On April 25, the U.S. District Court for the Eastern District of North Carolina entered a consent order and approved a settlement resolving the DOJ’s complaint charging Four Oaks Bank with unlawfully allowing third party merchants to work through the bank to defraud consumers. Four Oaks’ clients included a Texas-based third-party payment processor that provided access to the national payment system to a wide variety of merchants.
Four Oaks was specifically informed that many of the transactions requested by the third-party payment processor and facilitated by the bank were reported as fraudulent. Four Oaks received hundreds of notices from consumers’ banks that the people whose accounts were being charged had not authorized a debit transaction originated by the third-party payment processor. The bank also knew that at least 13 of the merchants served by the third-party payment processor had over 30 percent of the attempted debit transactions returned or charged back. (A 30 percent rate is more than 20 times the national average.)  And the bank had substantial evidence of efforts to conceal the true identities of the merchants that were serviced by the third-party payment processor.  Nevertheless, according to the department, Four Oaks permitted the third-party payment processor to originate $2.4 billion of debit transactions against consumers’ bank accounts in exchange for more than $850,000 in fees that were paid to the bank.

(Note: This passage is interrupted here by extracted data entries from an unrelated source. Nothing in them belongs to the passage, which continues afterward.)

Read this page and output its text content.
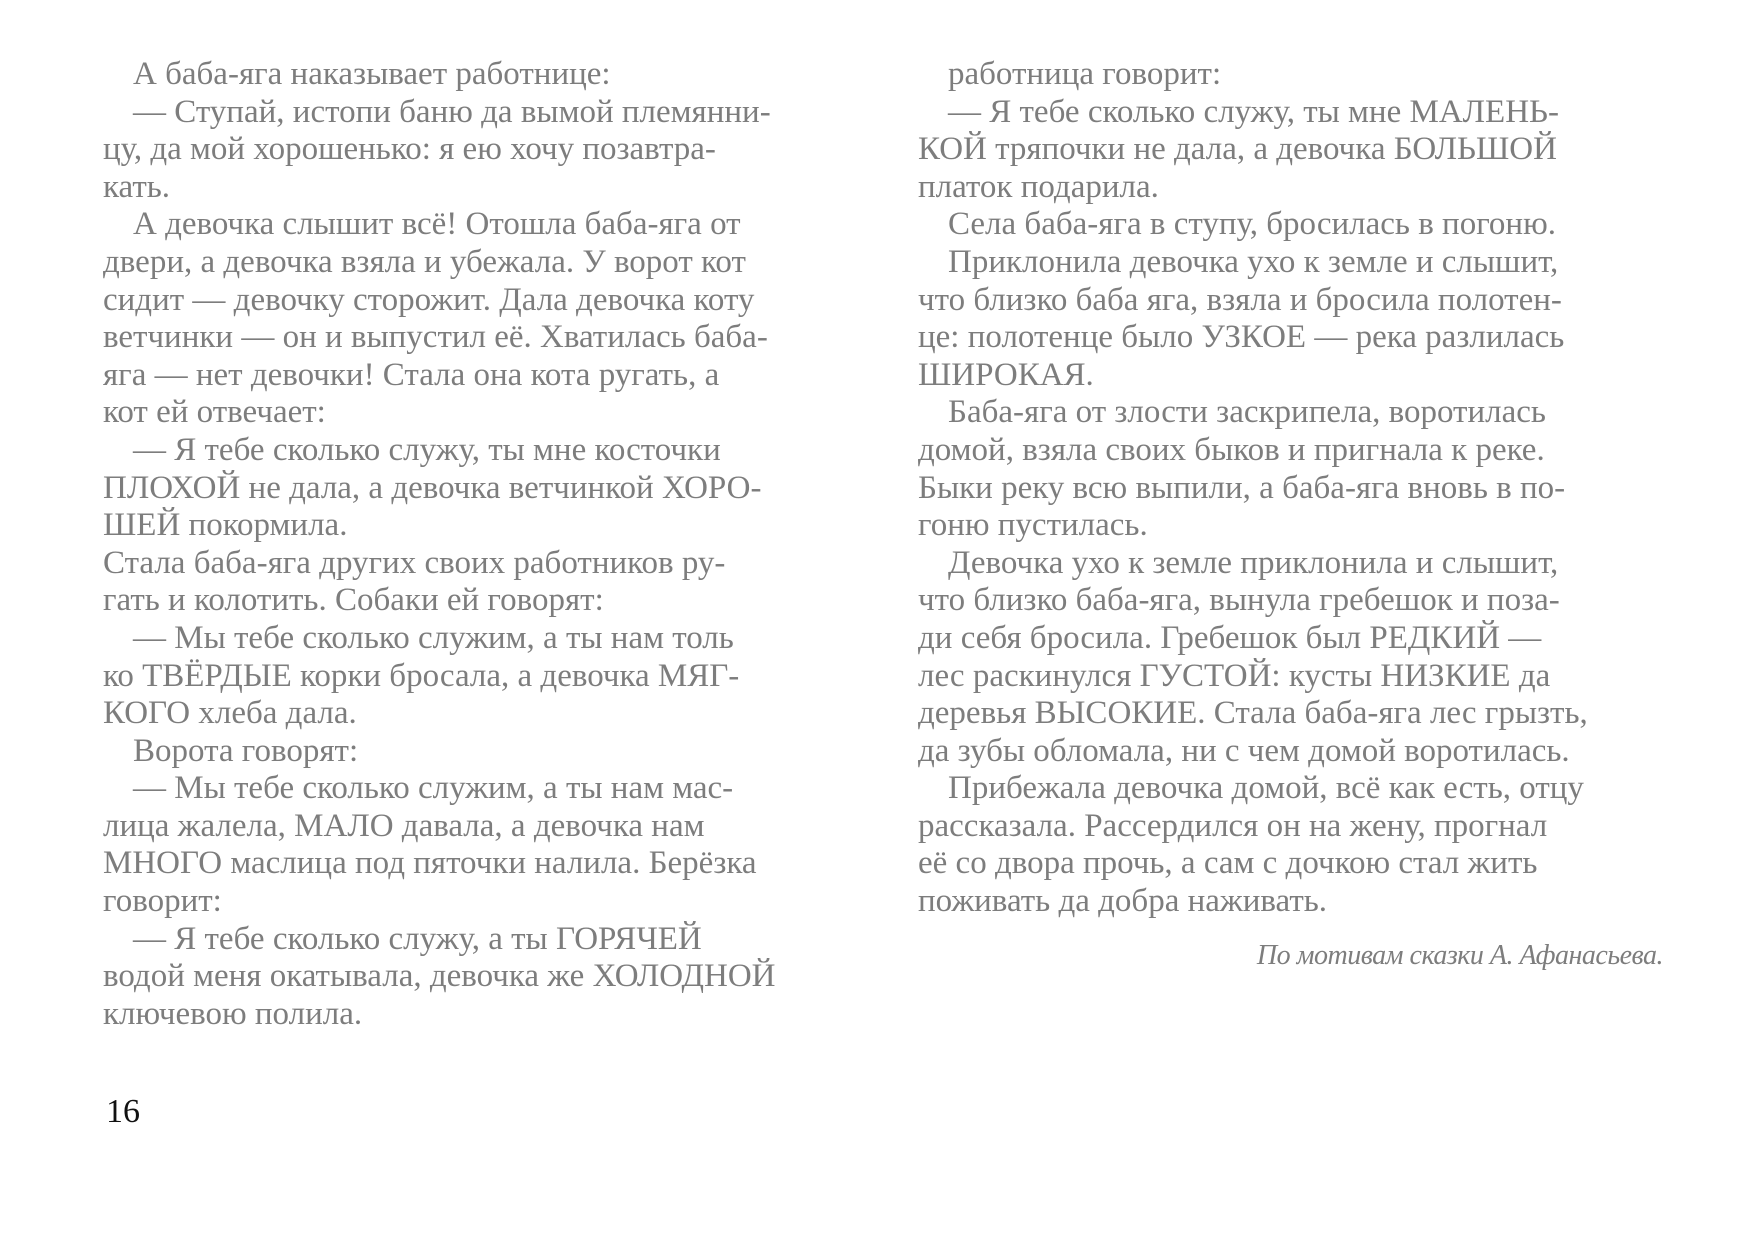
А баба-яга наказывает работнице:

— Ступай, истопи баню да вымой племянни-
цу, да мой хорошенько: я ею хочу позавтра-
кать.

А девочка слышит всё! Отошла баба-яга от
двери, а девочка взяла и убежала. У ворот кот
сидит — девочку сторожит. Дала девочка коту
ветчинки — он и выпустил её. Хватилась баба-
яга — нет девочки! Стала она кота ругать, а
кот ей отвечает:

— Я тебе сколько служу, ты мне косточки
ПЛОХОЙ не дала, а девочка ветчинкой ХОРО-
ШЕЙ покормила.

Стала баба-яга других своих работников ру-
гать и колотить. Собаки ей говорят:

— Мы тебе сколько служим, а ты нам толь
ко ТВЁРДЫЕ корки бросала, а девочка МЯГ-
КОГО хлеба дала.

Ворота говорят:

— Мы тебе сколько служим, а ты нам мас-
лица жалела, МАЛО давала, а девочка нам
МНОГО маслица под пяточки налила. Берёзка
говорит:

— Я тебе сколько служу, а ты ГОРЯЧЕЙ
водой меня окатывала, девочка же ХОЛОДНОЙ
ключевою полила.

работница говорит:

— Я тебе сколько служу, ты мне МАЛЕНЬ-
КОЙ тряпочки не дала, а девочка БОЛЬШОЙ
платок подарила.

Села баба-яга в ступу, бросилась в погоню.

Приклонила девочка ухо к земле и слышит,
что близко баба яга, взяла и бросила полотен-
це: полотенце было УЗКОЕ — река разлилась
ШИРОКАЯ.

Баба-яга от злости заскрипела, воротилась
домой, взяла своих быков и пригнала к реке.
Быки реку всю выпили, а баба-яга вновь в по-
гоню пустилась.

Девочка ухо к земле приклонила и слышит,
что близко баба-яга, вынула гребешок и поза-
ди себя бросила. Гребешок был РЕДКИЙ —
лес раскинулся ГУСТОЙ: кусты НИЗКИЕ да
деревья ВЫСОКИЕ. Стала баба-яга лес грызть,
да зубы обломала, ни с чем домой воротилась.

Прибежала девочка домой, всё как есть, отцу
рассказала. Рассердился он на жену, прогнал
её со двора прочь, а сам с дочкою стал жить
поживать да добра наживать.

По мотивам сказки А. Афанасьева.
16
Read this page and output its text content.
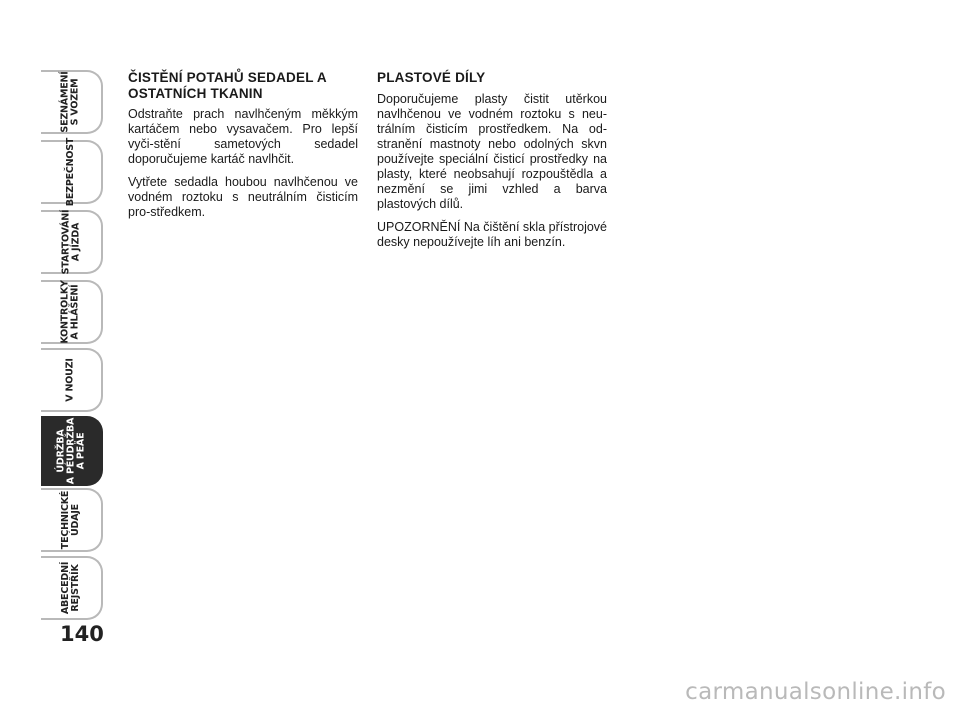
SEZNÁMENÍ
S VOZEM
BEZPEČNOST
STARTOVÁNÍ
A JÍZDA
KONTROLKY
A HLÁŠENÍ
V NOUZI
ÚDRŽBA
A PÉUDRŽBA
A PEÄE
TECHNICKÉ
ÚDAJE
ABECEDNÍ
REJSTŘÍK
140

ČISTĚNÍ POTAHŮ SEDADEL A OSTATNÍCH TKANIN

Odstraňte prach navlhčeným měkkým kartáčem nebo vysavačem. Pro lepší vyči-stění sametových sedadel doporučujeme kartáč navlhčit.

Vytřete sedadla houbou navlhčenou ve vodném roztoku s neutrálním čisticím pro-středkem.

PLASTOVÉ DÍLY

Doporučujeme plasty čistit utěrkou navlhčenou ve vodném roztoku s neu-trálním čisticím prostředkem. Na od-stranění mastnoty nebo odolných skvn používejte speciální čisticí prostředky na plasty, které neobsahují rozpouštědla a nezmění se jimi vzhled a barva plastových dílů.

UPOZORNĚNÍ Na čištění skla přístrojové desky nepoužívejte líh ani benzín.

carmanualsonline.info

The consent order approved by the court requires Four Oaks Bank to pay $1 million to the U.S. Treasury as a civil monetary penalty and to forfeit $200,000 to the U.S. Postal Inspection Service’s Consumer Fraud Fund.  It also obligates Four Oaks to comply with a series of measures designed to prevent it from ever again permitting fraudulent merchants access to the national payment system.  Specifically, the order permanently prohibits Four Oaks from providing banking services to any third-party payment processor that serves merchants determined by banking regulators to be high-risk absent a strict regime of investigation and monitoring designed to prevent future consumer fraud.
“The result in this case demonstrates that banks and third-party payment processors cannot profit from violating federal law,” DOJ said. “Of course, we recognize that most of the businesses that use the banking system are not fraudsters. We’re committed to ensuring that our efforts to combat fraud do not discourage or inhibit the lawful conduct of these honest merchants. Our goal in investigations like Four Oaks is simply to enforce the laws that make the financial marketplace work for consumers.”